Mas você também considera o papel do ambiente, certo? Você diz que, provavelmente, Usain Bolt teria se tornado um jogador de basquete em vez de um corredor se tivesse nascido nos EUA.
A habilidade atlética depende tanto do DNA quanto do treinamento, e geralmente a genética e o treinamento devem ainda coincidir com um momento específico da vida. Meu ponto sobre o Usain Bolt é que em qualquer outro país do mundo, um jovem de 15 anos com o tamanho dele provavelmente não acabaria na pista. Nos EUA, ele teria se tornado um jogador de futebol americano ou de basquete. O próprio Bolt queria ser um jogador de futebol ou de críquete e foi apenas porque a Jamaica tem uma forte cultura de corrida de velocidade que ele acabou nela.
Da Jamaica ao Ártico, você viajou bastante à procura de respostas para por que alguns atletas são tão bons. Alguma conclusão?
Posso dizer que a chave para uma nação se sobressair num esporte é ter atletas certos no lugar certo. Esta é a razão por que, por exemplo, a Austrália ganhou dez vezes mais medalhas per capita do que os EUA quando as Olimpíadas foram em Sidney. Eles começaram a colocar atletas nos esportes que melhor se adequam à sua fisiologia. China e Reino Unido fizeram o mesmo quando sediaram as Olimpíadas, e o Brasil deve fazer o mesmo! Na Jamaica, há um gostoso clima de Copa do Mundo nas competições nacionais de jovens do Ensino Médio. Também foi incrível conhecer uma pista de terra no Quênia, onde medalhistas treinam junto de ovelhas. Pessoalmente, acho que parte da beleza do esporte é que ele é um grande palco para a diversidade humana.

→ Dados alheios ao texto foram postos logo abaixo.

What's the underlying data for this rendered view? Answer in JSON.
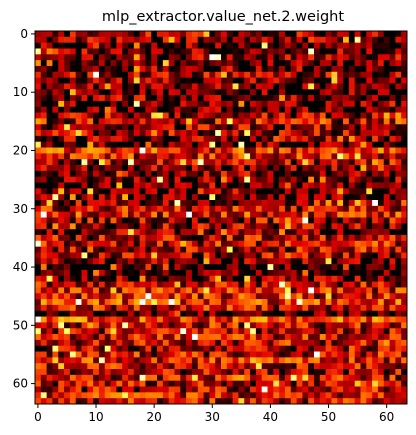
{
  "chart_data": {
    "type": "heatmap",
    "title": "mlp_extractor.value_net.2.weight",
    "xlabel": "",
    "ylabel": "",
    "rows": 64,
    "cols": 64,
    "colormap": "hot",
    "colormap_stops": [
      "#000000",
      "#7a0000",
      "#e10000",
      "#ff5a00",
      "#ffb000",
      "#ffff60",
      "#ffffff"
    ],
    "value_range": [
      0,
      1
    ],
    "xlim": [
      -0.5,
      63.5
    ],
    "ylim": [
      63.5,
      -0.5
    ],
    "xticks": [
      0,
      10,
      20,
      30,
      40,
      50,
      60
    ],
    "yticks": [
      0,
      10,
      20,
      30,
      40,
      50,
      60
    ],
    "xtick_labels": [
      "0",
      "10",
      "20",
      "30",
      "40",
      "50",
      "60"
    ],
    "ytick_labels": [
      "0",
      "10",
      "20",
      "30",
      "40",
      "50",
      "60"
    ],
    "grid": false,
    "legend": "none",
    "value_seed": 20240611,
    "row_bias": [
      0.2,
      0.18,
      0.12,
      0.15,
      0.18,
      0.12,
      0.14,
      0.2,
      0.15,
      0.12,
      0.1,
      0.18,
      0.12,
      0.1,
      0.22,
      0.28,
      0.2,
      0.22,
      0.18,
      0.12,
      0.4,
      0.35,
      0.25,
      0.2,
      0.18,
      0.15,
      0.08,
      0.1,
      0.12,
      0.2,
      0.3,
      0.35,
      0.25,
      0.2,
      0.15,
      0.25,
      0.3,
      0.28,
      0.22,
      0.15,
      0.05,
      0.08,
      0.15,
      0.3,
      0.35,
      0.35,
      0.4,
      0.3,
      0.1,
      0.45,
      0.3,
      0.25,
      0.35,
      0.3,
      0.2,
      0.3,
      0.35,
      0.3,
      0.25,
      0.3,
      0.25,
      0.28,
      0.35,
      0.3
    ]
  }
}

Você se surpreendeu com a história de algum atleta?
Foi surpreendente entrevistar um saltador e uma triatleta que entraram no esporte por acaso e acabaram se tornando campeões mundiais. Eu não sabia se era possível, mas é. Chrissie Wellington, uma das maiores atletas de ironman, nunca tinha andado de bicicleta antes dos 27 anos. Não teve dez anos ou dez mil horas de treino. Mas sua carreira, do início à aposentadoria, incluindo alguns títulos mundiais, durou apenas cinco anos.